The Brookfield consortium, which included Singapore’s GIC and Temasek, increased its offer by 8 cents to A$9.53 a share, hoping to pave the way for a takeover of Australia’s largest electricity and gas retailer, which requires 75% of shareholders to approve.
“The offer from the consortium remains substantially below our estimate of Origin’s long-term value,” said a spokesman, reiterating that AustralianSuper believed Origin had a highly strategy portfolio of assets to participate in and benefit from, the energy transition.
Some big institutional shareholders indicated they were now either prepared to accept or seriously considering the revised offer.
Brookfield Asia Pacific CEO Stewart Upson said: “We have worked hard to deliver the best possible offer reflecting all the current circumstances of the company. Our revised offer price is our best and final offer as to price under the Scheme and is a compelling opportunity for shareholders to realise the value of their investment.”
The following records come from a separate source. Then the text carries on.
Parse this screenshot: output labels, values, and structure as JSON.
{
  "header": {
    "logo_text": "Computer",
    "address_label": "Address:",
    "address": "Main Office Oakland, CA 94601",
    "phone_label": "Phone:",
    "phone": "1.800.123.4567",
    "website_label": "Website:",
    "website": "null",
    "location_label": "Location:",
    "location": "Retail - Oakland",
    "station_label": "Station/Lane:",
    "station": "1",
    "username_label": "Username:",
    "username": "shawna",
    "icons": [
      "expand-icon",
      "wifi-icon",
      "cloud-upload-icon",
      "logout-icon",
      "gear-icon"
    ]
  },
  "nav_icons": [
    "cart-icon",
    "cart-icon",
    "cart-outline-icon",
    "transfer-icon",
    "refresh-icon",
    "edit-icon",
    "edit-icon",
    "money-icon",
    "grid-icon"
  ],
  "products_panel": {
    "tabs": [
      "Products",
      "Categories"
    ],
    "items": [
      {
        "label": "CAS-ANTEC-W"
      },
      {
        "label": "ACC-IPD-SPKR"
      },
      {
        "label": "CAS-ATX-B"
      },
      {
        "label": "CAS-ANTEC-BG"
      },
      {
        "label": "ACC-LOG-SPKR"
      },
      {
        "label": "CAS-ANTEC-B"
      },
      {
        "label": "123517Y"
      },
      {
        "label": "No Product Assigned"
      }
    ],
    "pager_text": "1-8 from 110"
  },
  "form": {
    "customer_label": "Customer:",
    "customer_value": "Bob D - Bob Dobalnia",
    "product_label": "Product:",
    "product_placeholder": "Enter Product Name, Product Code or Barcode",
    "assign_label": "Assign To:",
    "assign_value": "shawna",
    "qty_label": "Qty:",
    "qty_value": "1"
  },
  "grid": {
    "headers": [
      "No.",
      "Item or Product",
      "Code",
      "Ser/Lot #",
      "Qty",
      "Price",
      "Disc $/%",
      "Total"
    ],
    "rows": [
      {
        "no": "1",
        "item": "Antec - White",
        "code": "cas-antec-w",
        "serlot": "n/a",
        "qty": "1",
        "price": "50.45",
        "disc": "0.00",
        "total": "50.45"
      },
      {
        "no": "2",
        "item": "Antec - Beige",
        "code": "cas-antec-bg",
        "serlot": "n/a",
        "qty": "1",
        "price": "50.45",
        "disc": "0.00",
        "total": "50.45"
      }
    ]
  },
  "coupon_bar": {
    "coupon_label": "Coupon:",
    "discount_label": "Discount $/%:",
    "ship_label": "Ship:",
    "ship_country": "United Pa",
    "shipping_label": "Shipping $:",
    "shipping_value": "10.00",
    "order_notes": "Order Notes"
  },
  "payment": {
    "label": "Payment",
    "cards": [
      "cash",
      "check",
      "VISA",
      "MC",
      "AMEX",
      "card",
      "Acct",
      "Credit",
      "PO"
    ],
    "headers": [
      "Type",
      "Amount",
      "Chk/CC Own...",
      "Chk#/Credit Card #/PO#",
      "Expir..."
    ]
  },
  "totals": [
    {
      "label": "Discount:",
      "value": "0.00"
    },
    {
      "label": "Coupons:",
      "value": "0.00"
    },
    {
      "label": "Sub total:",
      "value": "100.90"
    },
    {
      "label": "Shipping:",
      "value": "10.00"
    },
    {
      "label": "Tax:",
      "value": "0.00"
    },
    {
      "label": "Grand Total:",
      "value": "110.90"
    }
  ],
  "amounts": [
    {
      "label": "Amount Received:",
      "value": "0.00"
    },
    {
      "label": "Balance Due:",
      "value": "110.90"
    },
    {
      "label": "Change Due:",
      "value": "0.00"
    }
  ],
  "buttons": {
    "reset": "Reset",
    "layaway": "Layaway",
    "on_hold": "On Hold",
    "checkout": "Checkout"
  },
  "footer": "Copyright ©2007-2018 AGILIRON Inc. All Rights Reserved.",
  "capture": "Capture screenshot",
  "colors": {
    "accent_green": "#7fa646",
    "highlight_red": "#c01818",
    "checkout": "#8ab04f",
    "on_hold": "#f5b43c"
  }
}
EIG CEO Blair Thomas said: “The fact that no competing offer has surfaced in nearly a year, together with the massive premium in our proposal, evidences the fact that we have identified every element of value available.”
Origin chairman Scott Perkins said the revised consideration was now above the top end of the independent expert’s valuation range allowing all shareholders to receive a certain cash value for their Origin shares.